On the other hand, maybe your windows are old, but not quite old enough to qualify for charming antique status. Maybe your single-pane windows are letting in heat in the summer and out during the winter. Maybe your windows or their frames are cracked, non-operational or damaged by water leaks and pests.

Read more: Guide on Home Renovation

Upper-floor rooms with windows that don’t open could even present a fire hazard. Windows that no longer open easily, or open too easily, or are otherwise damaged or non-functional, should be replaced.

Choosing the Right Window Type

There are several types of windows and frames available to today’s homeowner. Double-hung windows are the most popular type in the United States; these consist of a top and bottom frame that slides open and tilts inward for easy cleaning. Other popular choices include casement windows, which open outward with the use of a cranking mechanism, sliding windows and windows that don’t open at all but provide great views and let in a lot of light, such as picture windows or bay windows.

If you’re shopping for replacement windows in a windy or cold climate, like the Northeast, you may want to consider casement windows — these actually seal tighter when buffeted by wind and are the least drafty, as long as the hinges and crank are well-maintained. If you’re shopping for replacement windows in a warm climate, like jersey, standard double-hung windows will probably meet your needs.

It’s not just the design of the window that matters, but also the type of frame and glass used. Wood frames are the most expensive, conduct the least heat and offer a distinctive traditional look, but they require a lot of maintenance. Aluminum, steel, vinyl, composite and fiberglass frames offer varying levels of energy efficiency and durability. Homeowners are also presented with a range of options in energy-efficient, UV-resistant glass.

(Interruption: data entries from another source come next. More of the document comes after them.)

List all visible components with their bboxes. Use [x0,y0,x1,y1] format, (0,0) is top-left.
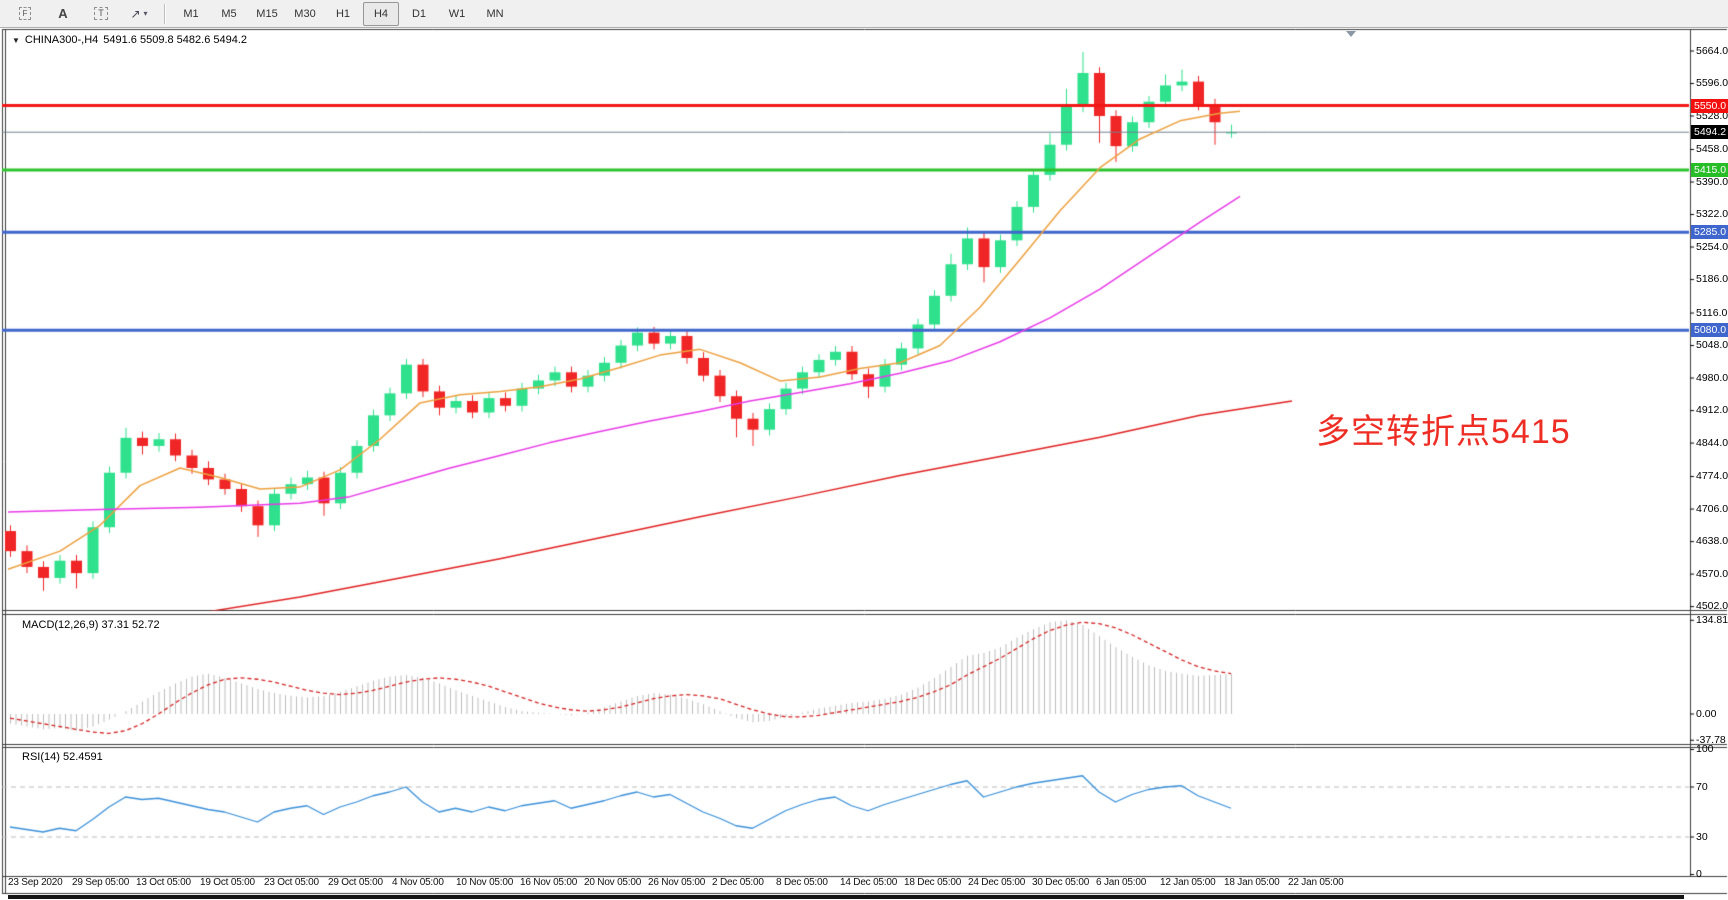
axis-tick-label: 5528.0 [1696,109,1728,122]
time-axis-label: 14 Dec 05:00 [840,877,898,888]
tool-button-group: F A T ↗ ▾ [6,2,158,26]
axis-tick-label: 4774.0 [1696,470,1728,483]
price-level-badge-5080.0: 5080.0 [1691,323,1728,338]
axis-tick-label: 4706.0 [1696,502,1728,515]
axis-tick-label: 0.00 [1696,707,1717,720]
fibo-grid-tool[interactable]: F [7,2,43,26]
fibo-grid-tool-icon: F [18,7,32,20]
time-axis-label: 16 Nov 05:00 [520,877,578,888]
rsi-indicator-label: RSI(14) 52.4591 [22,751,103,763]
axis-tick-label: 4570.0 [1696,567,1728,580]
toolbar-separator [164,3,166,24]
symbol-timeframe-label: CHINA300-,H4 [24,34,99,46]
time-axis-label: 13 Oct 05:00 [136,877,191,888]
text-label-tool-icon: A [58,5,68,21]
time-axis-label: 30 Dec 05:00 [1032,877,1090,888]
time-axis-label: 10 Nov 05:00 [456,877,514,888]
axis-tick-label: 5186.0 [1696,273,1728,286]
timeframe-button-m15[interactable]: M15 [256,7,278,20]
time-axis-label: 20 Nov 05:00 [584,877,642,888]
time-axis-label: 29 Oct 05:00 [328,877,383,888]
main-toolbar: F A T ↗ ▾ M1 M5 M15 M30 H1 H4 D1 W1 MN [0,0,1728,28]
axis-tick-label: 4912.0 [1696,404,1728,417]
time-axis-label: 18 Jan 05:00 [1224,877,1280,888]
macd-indicator-label: MACD(12,26,9) 37.31 52.72 [22,619,160,631]
price-level-badge-5494.2: 5494.2 [1691,125,1728,140]
dropdown-caret-icon: ▾ [143,9,148,18]
timeframe-button-m5[interactable]: M5 [221,7,237,20]
axis-tick-label: 4638.0 [1696,535,1728,548]
time-axis-label: 6 Jan 05:00 [1096,877,1147,888]
time-axis-label: 23 Sep 2020 [8,877,63,888]
axis-tick-label: 5322.0 [1696,208,1728,221]
text-label-tool[interactable]: A [45,2,81,26]
axis-tick-label: 100 [1696,743,1714,755]
timeframe-button-m30[interactable]: M30 [294,7,316,20]
price-level-badge-5415.0: 5415.0 [1691,163,1728,178]
timeframe-button-d1[interactable]: D1 [411,7,427,20]
timeframe-button-h4[interactable]: H4 [363,1,399,26]
chart-canvas[interactable] [0,28,1728,900]
chart-window: ▼ CHINA300-,H4 5491.6 5509.8 5482.6 5494… [0,28,1728,900]
time-axis-label: 18 Dec 05:00 [904,877,962,888]
axis-tick-label: 30 [1696,830,1708,843]
time-axis-label: 4 Nov 05:00 [392,877,444,888]
time-axis-label: 24 Dec 05:00 [968,877,1026,888]
price-level-badge-5285.0: 5285.0 [1691,225,1728,240]
time-axis-label: 19 Oct 05:00 [200,877,255,888]
time-axis-label: 12 Jan 05:00 [1160,877,1216,888]
price-level-badge-5550.0: 5550.0 [1691,98,1728,113]
time-axis-label: 2 Dec 05:00 [712,877,764,888]
chevron-down-icon: ▼ [12,35,20,45]
arrow-objects-tool[interactable]: ↗ ▾ [121,2,157,26]
axis-tick-label: 4980.0 [1696,371,1728,384]
window-bottom-edge [8,895,1684,899]
time-axis-label: 8 Dec 05:00 [776,877,828,888]
timeframe-button-m1[interactable]: M1 [183,7,199,20]
time-axis-label: 23 Oct 05:00 [264,877,319,888]
text-box-tool-icon: T [94,7,108,20]
axis-tick-label: 5596.0 [1696,77,1728,89]
axis-tick-label: 4844.0 [1696,436,1728,449]
timeframe-button-mn[interactable]: MN [486,7,504,20]
price-axis[interactable]: 5664.0 5596.0 5528.0 5458.0 5390.0 5322.0 5254… [1690,28,1728,900]
timeframe-group: M1 M5 M15 M30 H1 H4 D1 W1 MN [172,1,514,26]
time-axis-label: 22 Jan 05:00 [1288,877,1344,888]
chart-shift-marker-icon[interactable] [1346,31,1356,37]
timeframe-button-w1[interactable]: W1 [448,7,466,20]
axis-tick-label: 5254.0 [1696,240,1728,253]
time-axis-label: 26 Nov 05:00 [648,877,706,888]
axis-tick-label: 5048.0 [1696,339,1728,352]
axis-tick-label: 5390.0 [1696,175,1728,188]
arrow-objects-tool-icon: ↗ [130,6,141,21]
axis-tick-label: 5664.0 [1696,44,1728,57]
timeframe-button-h1[interactable]: H1 [335,7,351,20]
axis-tick-label: 134.81 [1696,613,1728,626]
axis-tick-label: 70 [1696,780,1708,793]
axis-tick-label: 5458.0 [1696,142,1728,155]
axis-tick-label: 0 [1696,868,1702,880]
ohlc-values: 5491.6 5509.8 5482.6 5494.2 [103,34,248,46]
chart-text-annotation[interactable]: 多空转折点5415 [1316,413,1571,451]
axis-tick-label: -37.78 [1696,733,1726,746]
axis-tick-label: 4502.0 [1696,600,1728,613]
axis-tick-label: 5116.0 [1696,306,1728,319]
time-axis-label: 29 Sep 05:00 [72,877,130,888]
symbol-title[interactable]: ▼ CHINA300-,H4 5491.6 5509.8 5482.6 5494… [12,34,247,46]
text-box-tool[interactable]: T [83,2,119,26]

Consider Energy Efficiency and Upkeep

If you’re taking the trouble to replace windows, chances are you’re at least somewhat concerned about energy efficiency. For most homeowners, a double-pane, low-e window filled with an inert gas, like argon, will offer maximum energy efficiency at the most affordable price.

Triple-pane windows don’t add measurable energy efficiency, and cheap single-pane windows can be drafty and let in too much sunlight, warming (or cooling) the interior of your home and contributing to fading of carpets, furniture and walls.

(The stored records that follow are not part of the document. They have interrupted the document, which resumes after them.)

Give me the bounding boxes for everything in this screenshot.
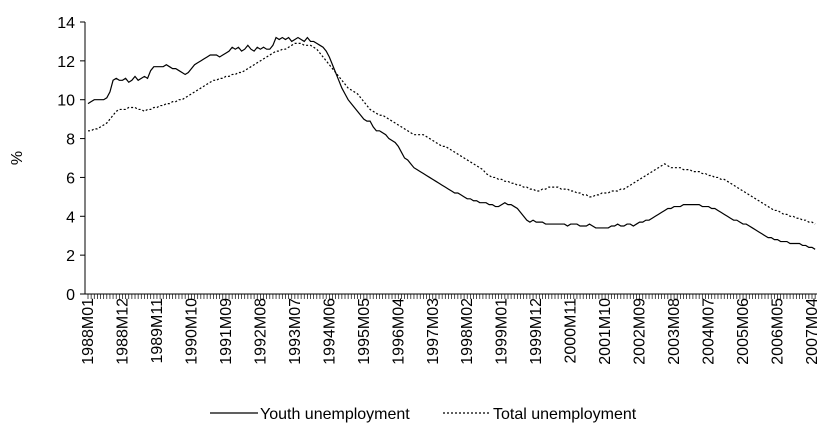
x-tick-label: 1992M08 <box>252 298 269 365</box>
y-tick-label: 6 <box>66 170 75 187</box>
x-tick-label: 1989M11 <box>149 298 166 364</box>
y-tick-label: 4 <box>66 209 75 226</box>
x-tick-label: 1996M04 <box>390 298 407 365</box>
x-tick-label: 1994M06 <box>321 298 338 365</box>
y-tick-label: 2 <box>66 248 75 265</box>
y-tick-label: 12 <box>57 54 75 71</box>
line-series <box>87 36 816 250</box>
x-tick-label: 1999M01 <box>494 298 511 365</box>
x-tick-label: 2003M08 <box>666 298 683 365</box>
x-tick-label: 2007M04 <box>804 298 817 365</box>
y-tick-label: 8 <box>66 132 75 149</box>
y-axis-label: % <box>9 151 26 165</box>
x-tick-label: 1998M02 <box>459 298 476 365</box>
x-tick-label: 1995M05 <box>356 298 373 365</box>
x-tick-label: 1999M12 <box>528 298 545 365</box>
line-series <box>88 42 816 225</box>
x-tick-label: 1988M12 <box>114 298 131 365</box>
legend-label: Youth unemployment <box>260 406 410 423</box>
legend-label: Total unemployment <box>493 406 637 423</box>
x-tick-label: 2005M06 <box>735 298 752 365</box>
y-tick-label: 10 <box>57 93 75 110</box>
x-tick-label: 1993M07 <box>287 298 304 365</box>
x-tick-label: 2001M10 <box>597 298 614 365</box>
x-tick-label: 1991M09 <box>218 298 235 365</box>
y-tick-label: 0 <box>66 287 75 304</box>
x-tick-label: 2004M07 <box>701 298 718 365</box>
x-tick-label: 2006M05 <box>770 298 787 365</box>
x-tick-label: 1990M10 <box>183 298 200 365</box>
x-tick-label: 1997M03 <box>425 298 442 365</box>
x-tick-label: 2002M09 <box>632 298 649 365</box>
x-tick-label: 1988M01 <box>80 298 97 365</box>
y-tick-label: 14 <box>57 15 75 32</box>
x-tick-label: 2000M11 <box>563 298 580 364</box>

Wooden and wood-clad frames will require regular maintenance, while other types, such as vinyl or composite, require no maintenance at all. Lower-maintenance window frames also tend to be cheaper than wood frames, which is good news for your free time and your wallet. Of course, you may decide that the look of wood frames is worth the hassle of painting or staining them every few years, especially if you have an older home with original wood window frames in other rooms.

Choosing the right windows is a crucial part of any home renovation. Do it right, and enjoy your beautiful new home.